May 1, 2009

When We All Are Rewarded for Diligence

My classes were halfway through the PSA assignment when I found out that their laptops were scheduled to be collected May 4, which was the original deadline for the PSA. I apologized to them, and bumped the deadline up to today, May 1. They had a week's notice.

My 5th hour English class was very much affected by this deadline because May 1st was also the date of our school's 3rd annual poetry slam--during the last two periods of the day. (I have prep the last period, so it was just the one class affected.) I had planned for us to go, which is pretty much a given since I am on the committee and it's a English event. But academics come first, and I again apologized when I told them we would not be able to go.*

However...I told them that if they finished and turned in their PSAs on Thursday, I would send them with another class to attend the slam. I would stay behind with everyone else so they could have the full period to finish up just like my other classes had. Turning in PSAs early was actually an option for all students--with a 20 point extra credit reward.
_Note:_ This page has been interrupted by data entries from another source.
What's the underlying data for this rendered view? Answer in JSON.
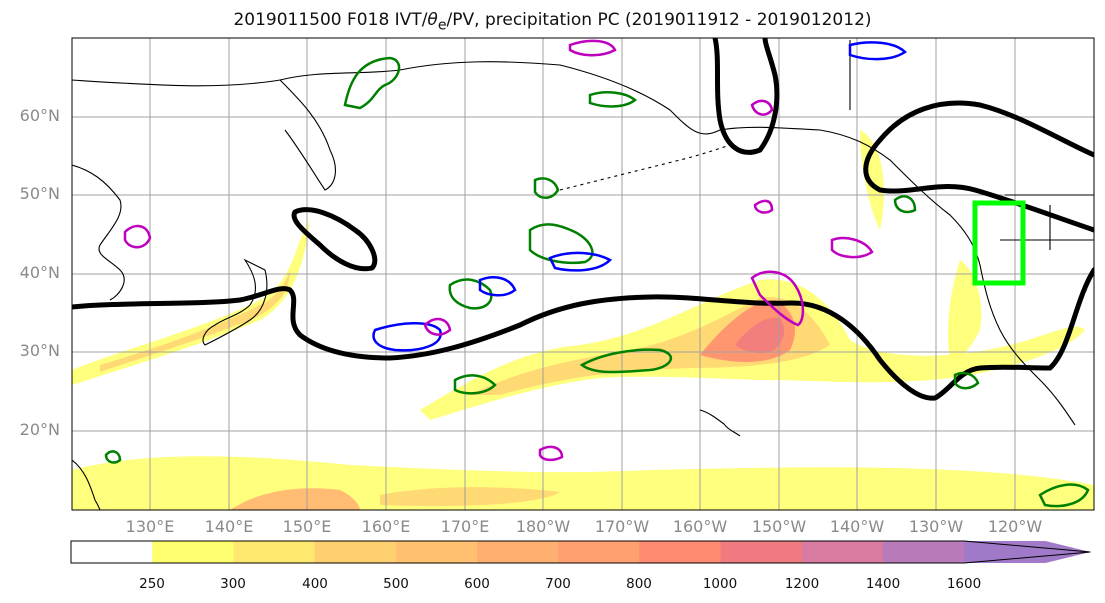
{
  "title": {
    "prefix": "2019011500 F018 IVT/",
    "theta": "θ",
    "subscript": "e",
    "suffix": "/PV, precipitation PC (2019011912 - 2019012012)"
  },
  "map": {
    "lat_labels": [
      "60°N",
      "50°N",
      "40°N",
      "30°N",
      "20°N"
    ],
    "lon_labels": [
      "130°E",
      "140°E",
      "150°E",
      "160°E",
      "170°E",
      "180°W",
      "170°W",
      "160°W",
      "150°W",
      "140°W",
      "130°W",
      "120°W"
    ],
    "colors": {
      "contour_black": "#000000",
      "contour_green": "#008000",
      "contour_blue": "#0000ff",
      "contour_magenta": "#bf00bf",
      "highlight_box": "#00ff00",
      "coastline": "#000000",
      "grid": "#a0a0a0"
    }
  },
  "colorbar": {
    "ticks": [
      "250",
      "300",
      "400",
      "500",
      "600",
      "700",
      "800",
      "1000",
      "1200",
      "1400",
      "1600"
    ],
    "colors": [
      "#ffffff",
      "#ffff70",
      "#ffe870",
      "#ffd070",
      "#ffc070",
      "#ffb070",
      "#ffa070",
      "#ff8a70",
      "#f07a80",
      "#d97aa0",
      "#b87ab8",
      "#a07ac8"
    ]
  }
}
This morning I checked off the students who had turned in their PSAs early and found that 25 out of the 33 students had turned them in on Thursday! I was so happy! But that left my colleagues to babysit the majority of my students while I stayed behind for the minority. Not that they would be problems at all, but it's just the idea. I intended to hold firm, though. I promised my students that they would have the time they needed.

Throughout the morning students popped in here and there to load their PSAs onto the drive, until I was down to a few students from that class who hadn't turned theirs in. I was adamant when I told them they could not simply turn in their videos at the beginning of class on Friday and expect to go. It takes too long to download--that's why I allocated the entire class period for collection. I was also not interested in managing the chaos of checking off those who turned it in before class on Friday. So, those who came in were just turning it in because they had a few minutes and didn't even expect to go. (They might have been hoping, though. ;-) They knew better than to say anything.)
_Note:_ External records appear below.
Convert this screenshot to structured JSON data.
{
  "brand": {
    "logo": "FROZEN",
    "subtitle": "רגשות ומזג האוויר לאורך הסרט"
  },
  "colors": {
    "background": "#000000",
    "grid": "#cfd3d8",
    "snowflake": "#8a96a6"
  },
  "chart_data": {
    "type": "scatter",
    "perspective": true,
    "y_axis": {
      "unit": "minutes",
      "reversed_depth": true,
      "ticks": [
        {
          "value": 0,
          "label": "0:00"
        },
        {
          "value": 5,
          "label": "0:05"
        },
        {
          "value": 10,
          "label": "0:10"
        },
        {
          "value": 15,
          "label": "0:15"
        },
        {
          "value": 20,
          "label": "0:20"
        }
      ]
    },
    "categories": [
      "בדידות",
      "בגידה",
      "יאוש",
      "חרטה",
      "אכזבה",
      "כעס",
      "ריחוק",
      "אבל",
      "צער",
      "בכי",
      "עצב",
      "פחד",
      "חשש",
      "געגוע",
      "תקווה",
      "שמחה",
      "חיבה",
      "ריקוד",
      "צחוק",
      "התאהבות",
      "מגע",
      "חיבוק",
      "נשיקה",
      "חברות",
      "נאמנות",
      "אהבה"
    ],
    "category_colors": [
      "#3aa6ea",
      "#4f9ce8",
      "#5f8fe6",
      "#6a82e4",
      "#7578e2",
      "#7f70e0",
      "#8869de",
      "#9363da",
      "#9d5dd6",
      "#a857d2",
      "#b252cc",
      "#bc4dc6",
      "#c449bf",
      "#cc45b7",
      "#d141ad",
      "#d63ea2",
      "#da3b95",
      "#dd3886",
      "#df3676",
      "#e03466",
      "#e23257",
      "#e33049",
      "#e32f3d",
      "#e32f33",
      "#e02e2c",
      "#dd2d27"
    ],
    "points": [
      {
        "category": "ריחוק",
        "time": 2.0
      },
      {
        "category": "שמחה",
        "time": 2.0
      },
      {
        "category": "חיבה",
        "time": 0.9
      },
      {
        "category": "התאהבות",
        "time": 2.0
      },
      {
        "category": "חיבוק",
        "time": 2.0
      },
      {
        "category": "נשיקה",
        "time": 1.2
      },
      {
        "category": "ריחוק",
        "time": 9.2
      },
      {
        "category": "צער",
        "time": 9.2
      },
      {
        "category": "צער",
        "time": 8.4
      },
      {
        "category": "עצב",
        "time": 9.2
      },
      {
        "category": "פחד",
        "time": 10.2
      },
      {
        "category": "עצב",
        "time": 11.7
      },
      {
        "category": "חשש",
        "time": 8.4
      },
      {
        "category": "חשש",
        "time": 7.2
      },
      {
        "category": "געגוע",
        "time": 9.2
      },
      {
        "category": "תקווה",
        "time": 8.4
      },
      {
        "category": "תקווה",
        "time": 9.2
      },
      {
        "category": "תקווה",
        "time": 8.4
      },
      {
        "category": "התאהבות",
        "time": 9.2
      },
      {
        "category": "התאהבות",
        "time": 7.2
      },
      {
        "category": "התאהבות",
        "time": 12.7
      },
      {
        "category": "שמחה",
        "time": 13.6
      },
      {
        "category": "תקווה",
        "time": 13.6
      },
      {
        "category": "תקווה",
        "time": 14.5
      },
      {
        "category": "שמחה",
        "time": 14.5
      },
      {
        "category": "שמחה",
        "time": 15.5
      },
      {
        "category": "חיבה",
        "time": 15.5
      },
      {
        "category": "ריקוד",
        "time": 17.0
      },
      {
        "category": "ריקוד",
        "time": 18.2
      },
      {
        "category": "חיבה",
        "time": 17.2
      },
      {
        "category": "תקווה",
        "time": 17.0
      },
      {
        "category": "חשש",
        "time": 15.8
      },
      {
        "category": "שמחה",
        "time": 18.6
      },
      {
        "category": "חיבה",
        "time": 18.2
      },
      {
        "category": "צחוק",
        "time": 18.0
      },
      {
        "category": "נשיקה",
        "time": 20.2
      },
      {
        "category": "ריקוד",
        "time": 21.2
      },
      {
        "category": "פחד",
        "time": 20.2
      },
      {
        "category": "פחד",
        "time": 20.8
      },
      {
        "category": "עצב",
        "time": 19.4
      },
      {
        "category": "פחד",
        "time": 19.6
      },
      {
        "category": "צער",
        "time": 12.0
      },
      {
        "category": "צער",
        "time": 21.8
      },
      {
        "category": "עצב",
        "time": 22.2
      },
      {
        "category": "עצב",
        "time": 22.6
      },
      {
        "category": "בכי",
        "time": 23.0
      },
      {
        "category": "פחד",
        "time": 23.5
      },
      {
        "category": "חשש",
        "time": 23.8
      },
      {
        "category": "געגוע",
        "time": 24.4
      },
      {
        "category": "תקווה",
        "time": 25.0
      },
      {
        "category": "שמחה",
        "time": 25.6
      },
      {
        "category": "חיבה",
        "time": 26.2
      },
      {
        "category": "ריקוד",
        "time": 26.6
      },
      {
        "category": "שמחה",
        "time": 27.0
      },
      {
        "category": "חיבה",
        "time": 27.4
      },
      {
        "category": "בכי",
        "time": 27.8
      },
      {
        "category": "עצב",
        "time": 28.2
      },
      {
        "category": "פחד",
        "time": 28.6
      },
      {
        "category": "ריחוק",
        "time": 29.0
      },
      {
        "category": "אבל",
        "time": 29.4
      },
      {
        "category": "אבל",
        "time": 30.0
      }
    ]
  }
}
Just before lunch, I realized I was down to 4 students who hadn't turned it in. I tracked them down and asked them what they still needed to do to finish. Most simply needed to transfer it to my drive. One student had 10 minutes worth of work, and his teacher let him finish up. She was the one taking my class to the slam, so she had some interest in getting all my students to finish...
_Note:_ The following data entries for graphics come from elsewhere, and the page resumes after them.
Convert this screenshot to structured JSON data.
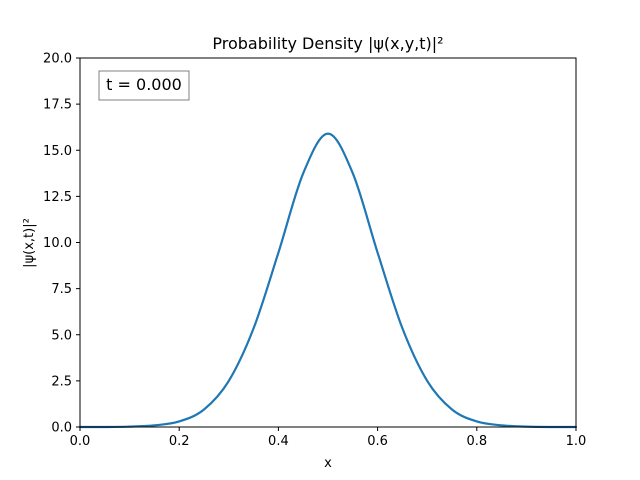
{
  "chart_data": {
    "type": "line",
    "title": "Probability Density |ψ(x,y,t)|²",
    "xlabel": "x",
    "ylabel": "|ψ(x,t)|²",
    "xlim": [
      0.0,
      1.0
    ],
    "ylim": [
      0.0,
      20.0
    ],
    "xticks": [
      0.0,
      0.2,
      0.4,
      0.6,
      0.8,
      1.0
    ],
    "xtick_labels": [
      "0.0",
      "0.2",
      "0.4",
      "0.6",
      "0.8",
      "1.0"
    ],
    "yticks": [
      0.0,
      2.5,
      5.0,
      7.5,
      10.0,
      12.5,
      15.0,
      17.5,
      20.0
    ],
    "ytick_labels": [
      "0.0",
      "2.5",
      "5.0",
      "7.5",
      "10.0",
      "12.5",
      "15.0",
      "17.5",
      "20.0"
    ],
    "grid": false,
    "annotation": {
      "text": "t = 0.000",
      "placement": "top-left"
    },
    "series": [
      {
        "color": "#1f77b4",
        "x": [
          0.0,
          0.05,
          0.1,
          0.15,
          0.2,
          0.25,
          0.3,
          0.35,
          0.4,
          0.45,
          0.5,
          0.55,
          0.6,
          0.65,
          0.7,
          0.75,
          0.8,
          0.85,
          0.9,
          0.95,
          1.0
        ],
        "y": [
          0.0,
          0.0,
          0.02,
          0.09,
          0.3,
          0.95,
          2.5,
          5.35,
          9.45,
          13.75,
          15.9,
          13.75,
          9.45,
          5.35,
          2.5,
          0.95,
          0.3,
          0.09,
          0.02,
          0.0,
          0.0
        ]
      }
    ]
  }
}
In the end, I had ONE student who was not finished and could not go to the poetry slam. In fact, he was the student from yesterday who still had not found a problem for his PSA...I rerouted him to the math classroom next door as he was walking into my class. The math teacher was giving a test. Perfect working conditions for a student who will not likely ever finish the project.

It was so exciting when the bell rang and I walked into class, "Okay, class. Get everything gathered. We're going to the slam!"

The students looked a little confused. One asked, "Everyone turned it in early?"


I explained the events of the day (excluding info about their ONE lame classmate) and how proud I was that they all finished early. They were surprised that so many had finished early, too! In my other classes, there were only 6-9 students who submitted early. That's pretty much standard for most early rewards; I think the students kind of know that, too.

I added that was I super excited because their diligence meant that I was able to go to the slam, too. Trying not to get all verklempt...

And the poetry slam rocked!

In fact, their 5th hour classmate won 1st place!

*Even at our new school, we still don't have room to have the entire student body attend an event at the same time. Teachers who were interested were invited to bring their classes.